Elisa Kissinger while on a Red Cross deployment in Florida, 2022.
When Elisa Kissinger walked into the Spokane office of the American Red Cross in February of 2022, it was her first time volunteering for the Red Cross, but far from her first time volunteering for a worthy cause. She previously spent many years volunteering for Second Harvest — the nation’s biggest food bank.
At Second Harvest she made herself useful wherever she was needed. Elisa started out sorting food in the warehouse, helped with nutritional classes in the evening and then assisted with distributing food with the Mobile Market during the pandemic.
Her work with the Red Cross has been equally wide-ranging. In barely a year’s time, she has deployed out-of-region twice, to Red Cross responses in Fort Myers FL and El Paso TX. Back home in Spokane — headquarters for the Red Cross Greater Inland Northwest Chapter — she has been a part of virtually every service the organization offers.
She started as a Red Cross blood ambassador — one of the volunteers who walks blood donors through the donation process. Next, she helped with the Red Cross Service to Armed Forces (SAF) function — assisting military veterans at events called “stand downs.” Such events provide veterans with everything from medical care to haircuts to take-home bags of personal care supplies. “Those were the most wonderful events for vets,” she says.
Elisa has also worked on the Red Cross Sound the Alarm (STA) campaign. The Red Cross launched its Home Fire initiative in 2014 — a push to cut home fire deaths by installing smoke alarms in homes that lack them. STA is the action side of Home Fire — an aggressive drive lasting just a few weeks each year to install alarms in 100,000 or more homes. Elisa and her fellow volunteers tracked down homes in need of alarms, installed the alarms and taught home fire preparedness. She says she found working with other committed volunteers on STA “a hoot.”
When Hurricane Ian hit the Gulf Coast of Florida last September, Elisa was ready to go. She had never deployed to a disaster scene before, and lacked the training that Red Cross responders need. To sharpen her response skills, she took Red Cross classes in Mass Care — learning how disaster victims are cared for in Red Cross shelters. “Then the newly-created position of Disaster Ambassador opened up and I was picked to go to Florida as one of those,” she says. The circumstances are different, of course, but the function of blood ambassadors and disaster ambassadors are pretty analogous.
Red Cross responders to a large disaster often find victims disoriented, shocked, deeply traumatized — families scattered, and their possessions mostly gone. Ambassadors check in the clients, collect vital information, explain what services the Red Cross can provide.
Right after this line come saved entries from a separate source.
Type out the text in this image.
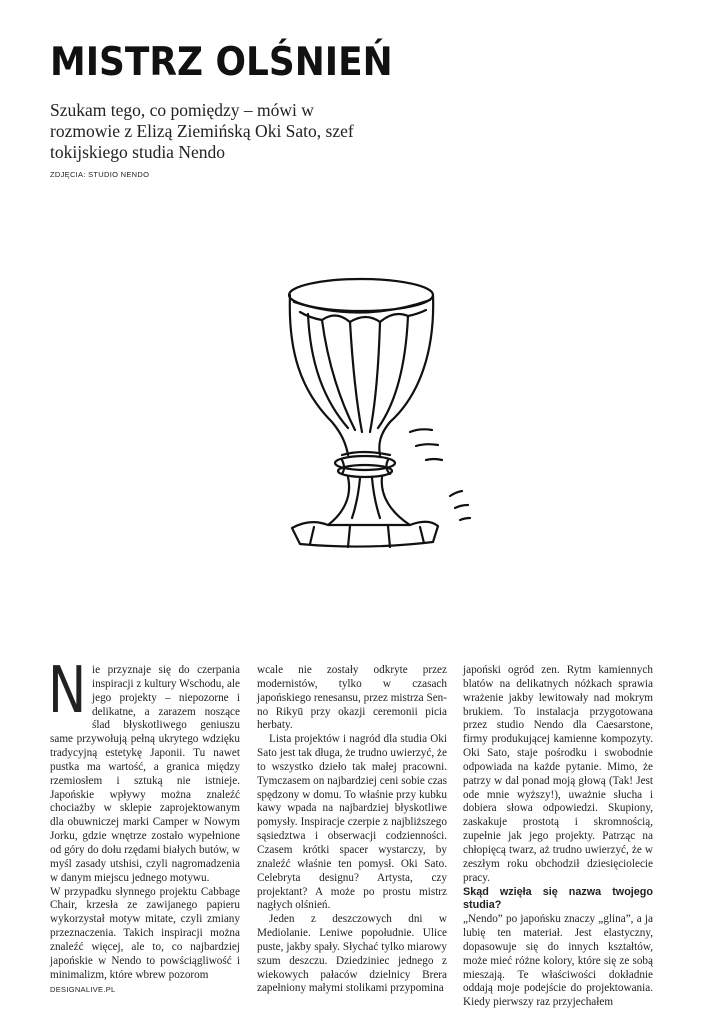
MISTRZ OLŚNIEŃ

Szukam tego, co pomiędzy – mówi w rozmowie z Elizą Ziemińską Oki Sato, szef tokijskiego studia Nendo

ZDJĘCIA: STUDIO NENDO

Nie przyznaje się do czerpania inspiracji z kultury Wschodu, ale jego projekty – niepozorne i delikatne, a zarazem noszące ślad błyskotliwego geniuszu same przywołują pełną ukrytego wdzięku tradycyjną estetykę Japonii. Tu nawet pustka ma wartość, a granica między rzemiosłem i sztuką nie istnieje. Japońskie wpływy można znaleźć chociażby w sklepie zaprojektowanym dla obuwniczej marki Camper w Nowym Jorku, gdzie wnętrze zostało wypełnione od góry do dołu rzędami białych butów, w myśl zasady utshisi, czyli nagromadzenia w danym miejscu jednego motywu.

W przypadku słynnego projektu Cabbage Chair, krzesła ze zawijanego papieru wykorzystał motyw mitate, czyli zmiany przeznaczenia. Takich inspiracji można znaleźć więcej, ale to, co najbardziej japońskie w Nendo to powściągliwość i minimalizm, które wbrew pozorom

wcale nie zostały odkryte przez modernistów, tylko w czasach japońskiego renesansu, przez mistrza Sen-no Rikyū przy okazji ceremonii picia herbaty.

Lista projektów i nagród dla studia Oki Sato jest tak długa, że trudno uwierzyć, że to wszystko dzieło tak małej pracowni. Tymczasem on najbardziej ceni sobie czas spędzony w domu. To właśnie przy kubku kawy wpada na najbardziej błyskotliwe pomysły. Inspiracje czerpie z najbliższego sąsiedztwa i obserwacji codzienności. Czasem krótki spacer wystarczy, by znaleźć właśnie ten pomysł. Oki Sato. Celebryta designu? Artysta, czy projektant? A może po prostu mistrz nagłych olśnień.

Jeden z deszczowych dni w Mediolanie. Leniwe popołudnie. Ulice puste, jakby spały. Słychać tylko miarowy szum deszczu. Dziedziniec jednego z wiekowych pałaców dzielnicy Brera zapełniony małymi stolikami przypomina

japoński ogród zen. Rytm kamiennych blatów na delikatnych nóżkach sprawia wrażenie jakby lewitowały nad mokrym brukiem. To instalacja przygotowana przez studio Nendo dla Caesarstone, firmy produkującej kamienne kompozyty. Oki Sato, staje pośrodku i swobodnie odpowiada na każde pytanie. Mimo, że patrzy w dal ponad moją głową (Tak! Jest ode mnie wyższy!), uważnie słucha i dobiera słowa odpowiedzi. Skupiony, zaskakuje prostotą i skromnością, zupełnie jak jego projekty. Patrząc na chłopięcą twarz, aż trudno uwierzyć, że w zeszłym roku obchodził dziesięciolecie pracy.

Skąd wzięła się nazwa twojego studia?

„Nendo” po japońsku znaczy „glina”, a ja lubię ten materiał. Jest elastyczny, dopasowuje się do innych kształtów, może mieć różne kolory, które się ze sobą mieszają. Te właściwości dokładnie oddają moje podejście do projektowania. Kiedy pierwszy raz przyjechałem

DESIGNALIVE.PL
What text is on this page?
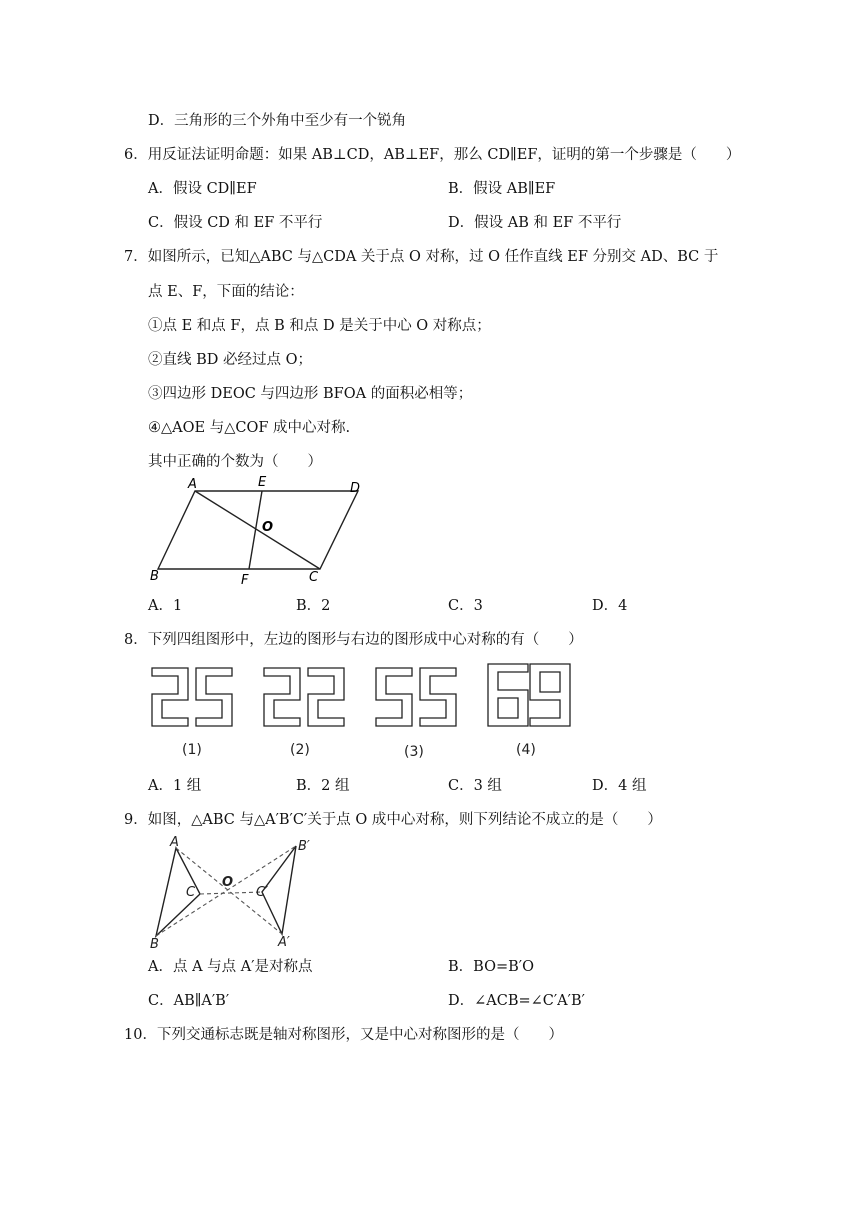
D．三角形的三个外角中至少有一个锐角
6．用反证法证明命题：如果 AB⊥CD，AB⊥EF，那么 CD∥EF，证明的第一个步骤是（　　）
A．假设 CD∥EF	B．假设 AB∥EF
C．假设 CD 和 EF 不平行	D．假设 AB 和 EF 不平行
7．如图所示，已知△ABC 与△CDA 关于点 O 对称，过 O 任作直线 EF 分别交 AD、BC 于
点 E、F，下面的结论：
①点 E 和点 F，点 B 和点 D 是关于中心 O 对称点；
②直线 BD 必经过点 O；
③四边形 DEOC 与四边形 BFOA 的面积必相等；
④△AOE 与△COF 成中心对称.
其中正确的个数为（　　）
A	E	D
O
B	F	C
A．1	B．2	C．3	D．4
8．下列四组图形中，左边的图形与右边的图形成中心对称的有（　　）
(1)	(2)	(3)	(4)
A．1 组	B．2 组	C．3 组	D．4 组
9．如图，△ABC 与△A′B′C′关于点 O 成中心对称，则下列结论不成立的是（　　）
A
B
C
O
B′
A′
C′
A．点 A 与点 A′是对称点	B．BO=B′O
C．AB∥A′B′	D．∠ACB=∠C′A′B′
10．下列交通标志既是轴对称图形，又是中心对称图形的是（　　）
Then, the clients are logged into the Red Cross online system and directed to the caseworkers who will manage their care. “I greeted people coming to the Red Cross for service,” she says.” I put them into the computer and directed them to the intake workers.”
Fort Myers is where Hurricane Ian came ashore. Even though Elisa arrived there well after the storm passed, she knew she would be working among scenes of great destruction. She admits being worried about how dangerous her working conditions would be. What she found was a very caring and supportive Red Cross leadership. “The Red Cross is very good to volunteers.” she says. “They make sure the volunteers are safe and healthy.”
Hardly had Elisa arrived back home in Spokane when she was asked to deploy to a Red Cross relief operation in Texas. Working out of the convention center in El Paso, she helped feed Red Cross clients.
Now that she has two disaster relief operations under her belt, Elisa is able to form judgments about her fellow volunteers. The word she uses to describe those volunteers is “incredible.” She explains, “Red Cross volunteers are a unique set of people. They travel great distances to disaster scenes to help people they don't know and will never see again.”
Asked if she would respond to more disasters in the future, her response is “In a heartbeat.” In fact she is training now to serve the Red Cross in new ways — learning how to drive Red Cross emergency response vehicles, for instance.
So what brought Elisa Kissinger to the Red Cross in the first place? When she retired from working last year, she decided she wanted to expand her volunteering in an organization that offered opportunities for personal growth and development. Her choice was the Red Cross.
Finally, we asked Elisa about the qualities anyone else thinking of volunteering should possess. “You need to have three things to become a good, useful Red Cross volunteer,” she says. “You need to have a love for people. You need to be flexible, and you need a sense of humor.”